Details are in the caption following the image
Visual evaluation of the autumn part of the monitored period.
Details are in the caption following the image
Visual evaluation of the remaining parts of the monitored period.
Details are in the caption following the image
Figure 3 (continued)
Visual evaluation of the remaining parts of the monitored period.

In the left part of the images, there are combined graphs representing the daily driving performance of the vehicle in km and the vehicle’s corresponding daily average fuel consumption in L/100 km.

In the right part of the images, the percentual distribution of the vehicle’s daily average fuel consumption is shown.

The monitored period was divided into four periods according to the seasons of the year. The autumn period was represented by October and November, the winter period was represented by December, January and February, the spring period by March, April and May and the summer period by June and July.

The overall numerical processing of the measured data is shown in Table 1 that is primarily divided into two parts. The left one represents the average and total monthly values of the selected monitored data (average fuel consumption, average air temperature, number of monitored days in operation and distance travelled by the vehicle). The right part statistically describes the minimums, maximums and median, as well as the standard deviation of average values of fuel consumption within individual months.

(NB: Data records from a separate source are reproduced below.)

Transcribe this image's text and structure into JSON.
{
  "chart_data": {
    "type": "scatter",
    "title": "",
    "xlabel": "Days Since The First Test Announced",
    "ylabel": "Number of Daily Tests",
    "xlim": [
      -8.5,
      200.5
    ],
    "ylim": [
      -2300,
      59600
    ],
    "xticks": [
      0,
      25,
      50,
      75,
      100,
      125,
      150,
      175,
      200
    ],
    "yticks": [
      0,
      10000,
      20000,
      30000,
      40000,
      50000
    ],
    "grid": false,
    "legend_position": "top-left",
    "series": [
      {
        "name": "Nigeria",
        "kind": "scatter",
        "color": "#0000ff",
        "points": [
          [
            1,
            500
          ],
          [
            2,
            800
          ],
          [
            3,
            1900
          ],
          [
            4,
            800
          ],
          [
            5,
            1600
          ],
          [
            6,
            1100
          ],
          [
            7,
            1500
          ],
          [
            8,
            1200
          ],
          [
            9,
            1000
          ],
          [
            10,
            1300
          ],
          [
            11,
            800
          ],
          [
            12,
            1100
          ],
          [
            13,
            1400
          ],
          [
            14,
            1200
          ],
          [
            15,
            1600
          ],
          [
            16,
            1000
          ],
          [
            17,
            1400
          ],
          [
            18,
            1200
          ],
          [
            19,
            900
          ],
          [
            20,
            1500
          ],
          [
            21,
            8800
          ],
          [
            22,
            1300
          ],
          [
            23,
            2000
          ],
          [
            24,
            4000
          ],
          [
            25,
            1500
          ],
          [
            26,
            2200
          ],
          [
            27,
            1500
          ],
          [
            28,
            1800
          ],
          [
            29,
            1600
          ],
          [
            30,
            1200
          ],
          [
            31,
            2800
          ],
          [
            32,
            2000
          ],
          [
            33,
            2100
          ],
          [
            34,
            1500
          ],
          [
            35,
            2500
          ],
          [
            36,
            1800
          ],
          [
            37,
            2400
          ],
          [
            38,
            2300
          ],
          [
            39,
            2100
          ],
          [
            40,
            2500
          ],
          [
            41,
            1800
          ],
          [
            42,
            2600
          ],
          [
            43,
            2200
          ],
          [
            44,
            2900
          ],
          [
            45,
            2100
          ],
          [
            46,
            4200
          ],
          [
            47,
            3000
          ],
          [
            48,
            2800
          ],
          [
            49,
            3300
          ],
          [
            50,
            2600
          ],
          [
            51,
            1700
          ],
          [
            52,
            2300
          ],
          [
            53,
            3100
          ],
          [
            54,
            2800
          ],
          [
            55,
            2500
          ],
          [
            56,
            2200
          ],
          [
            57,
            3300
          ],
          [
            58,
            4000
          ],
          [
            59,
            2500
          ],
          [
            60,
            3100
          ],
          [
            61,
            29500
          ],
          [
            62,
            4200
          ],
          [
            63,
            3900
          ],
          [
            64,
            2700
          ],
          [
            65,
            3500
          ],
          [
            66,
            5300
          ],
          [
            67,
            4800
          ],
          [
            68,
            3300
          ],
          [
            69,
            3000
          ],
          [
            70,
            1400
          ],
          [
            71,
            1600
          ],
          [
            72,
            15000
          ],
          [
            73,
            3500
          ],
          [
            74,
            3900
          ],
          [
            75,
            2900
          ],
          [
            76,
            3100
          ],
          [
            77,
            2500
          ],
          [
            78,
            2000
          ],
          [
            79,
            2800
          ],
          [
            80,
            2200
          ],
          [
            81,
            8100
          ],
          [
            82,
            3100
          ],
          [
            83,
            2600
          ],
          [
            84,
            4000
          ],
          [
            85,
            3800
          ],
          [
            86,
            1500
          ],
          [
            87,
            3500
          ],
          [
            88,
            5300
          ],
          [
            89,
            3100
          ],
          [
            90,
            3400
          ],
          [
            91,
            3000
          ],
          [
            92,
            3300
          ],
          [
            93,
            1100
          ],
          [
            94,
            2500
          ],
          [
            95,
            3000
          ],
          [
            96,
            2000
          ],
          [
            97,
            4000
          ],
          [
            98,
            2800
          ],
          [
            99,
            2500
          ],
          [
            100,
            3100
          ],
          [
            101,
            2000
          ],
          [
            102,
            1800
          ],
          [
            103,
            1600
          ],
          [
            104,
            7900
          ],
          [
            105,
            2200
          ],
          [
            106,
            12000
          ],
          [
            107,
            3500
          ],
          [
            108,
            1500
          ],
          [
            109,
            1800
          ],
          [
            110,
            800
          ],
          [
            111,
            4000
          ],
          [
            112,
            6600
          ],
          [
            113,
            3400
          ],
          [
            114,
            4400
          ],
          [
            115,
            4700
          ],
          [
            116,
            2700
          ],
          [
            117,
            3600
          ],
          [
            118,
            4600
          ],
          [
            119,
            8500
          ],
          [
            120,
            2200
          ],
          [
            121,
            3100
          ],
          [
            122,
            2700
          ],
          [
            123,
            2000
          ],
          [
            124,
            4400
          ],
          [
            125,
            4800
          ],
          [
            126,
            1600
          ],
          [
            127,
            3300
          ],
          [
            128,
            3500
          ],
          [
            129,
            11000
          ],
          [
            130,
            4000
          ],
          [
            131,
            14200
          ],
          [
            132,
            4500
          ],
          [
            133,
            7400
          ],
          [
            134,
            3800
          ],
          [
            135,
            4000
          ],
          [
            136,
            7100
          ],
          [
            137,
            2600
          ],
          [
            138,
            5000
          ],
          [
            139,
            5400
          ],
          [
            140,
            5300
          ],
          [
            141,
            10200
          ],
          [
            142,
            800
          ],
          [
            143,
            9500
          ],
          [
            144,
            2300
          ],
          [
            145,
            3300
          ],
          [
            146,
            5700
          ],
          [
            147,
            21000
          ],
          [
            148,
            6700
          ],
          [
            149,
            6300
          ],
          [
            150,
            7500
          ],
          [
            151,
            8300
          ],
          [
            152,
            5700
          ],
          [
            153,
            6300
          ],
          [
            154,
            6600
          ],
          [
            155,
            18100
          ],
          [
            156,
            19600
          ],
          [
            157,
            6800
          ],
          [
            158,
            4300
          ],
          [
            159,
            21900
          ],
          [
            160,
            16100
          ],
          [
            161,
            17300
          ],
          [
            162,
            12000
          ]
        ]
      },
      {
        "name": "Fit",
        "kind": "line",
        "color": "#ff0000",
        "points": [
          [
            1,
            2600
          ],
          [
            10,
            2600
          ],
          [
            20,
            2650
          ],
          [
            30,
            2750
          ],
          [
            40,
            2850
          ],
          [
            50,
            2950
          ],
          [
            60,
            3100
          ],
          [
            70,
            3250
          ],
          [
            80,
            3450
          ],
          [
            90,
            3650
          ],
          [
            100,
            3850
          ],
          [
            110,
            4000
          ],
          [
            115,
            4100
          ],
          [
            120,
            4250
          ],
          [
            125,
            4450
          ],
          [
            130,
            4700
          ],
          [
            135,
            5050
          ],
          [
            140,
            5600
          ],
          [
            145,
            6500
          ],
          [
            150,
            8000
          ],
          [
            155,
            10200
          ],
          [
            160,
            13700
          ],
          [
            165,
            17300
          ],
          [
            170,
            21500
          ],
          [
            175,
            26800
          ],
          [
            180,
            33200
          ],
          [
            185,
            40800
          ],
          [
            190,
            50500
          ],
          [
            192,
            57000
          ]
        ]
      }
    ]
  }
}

Table 1. Overall evaluation of the long-term monitoring of vehicle operating data.
Monitored period Average consumption (L/100 km) Average monthly temperature (°C) Number of days in operation Travelled distance (km) Average fuel consumption (L/100 km)
Min Max Median Standard deviation
10/2020 24.69 8.55 21 4591.44 23.06 27.09 24.81 1.03
11/2020 24.47 3.57 28 6648.78 22.57 26.99 24.55 1.30
12/2020 25.19 0.77 30 7008.79 23.43 28.44 25.24 1.21
01/2021 26.35 −1.27 11 2322.46 24.10 28.51 27.14 1.55
02/2021 25.88 0.12 25 6250.51 23.06 28.37 25.99 1.59
03/2021 24.40 2 29 6958.13 22.56 26.76 24.37 1.26
04/2021 24.18 4.96 25 5717.45 22.30 26.09 24.13 1.27
05/2021 23.00 9.79 29 8181.37 21.07 25.35 22.79 1.20
06/2021 24.18 17.46 28 7748.91 21.22 27.13 24.16 1.56
07/2021 22.89 19.33 9 277.47 21.99 24.82 23.36 0.94
Weighted average 24.50 6.03
Total numbers 235 57,910.88 21.07 28.51

The average value of fuel consumption of the vehicle over the entire monitored period was found to be 24.5 L/100 km. This is the average value, which is calculated based on the specific characteristics of the operation in question, including the number of passengers transported in the vehicle, the nature of the route on which the measurements were taken and the prevailing temperature conditions. The temperature conditions exerted a considerable influence on the fluctuations in fuel consumption in observed months. The average temperature for the entire observation period was 6.03°C, which is nearly identical to the yearly average temperature conditions for this region (two warmer months August and September were not included in the observation period). The average temperature for Poprad is around 9°C and for Stará Ľubovňa it is around 8°C. According to the aforementioned facts, it can be reasonably concluded that the results accurately reflect the year-round operational performance.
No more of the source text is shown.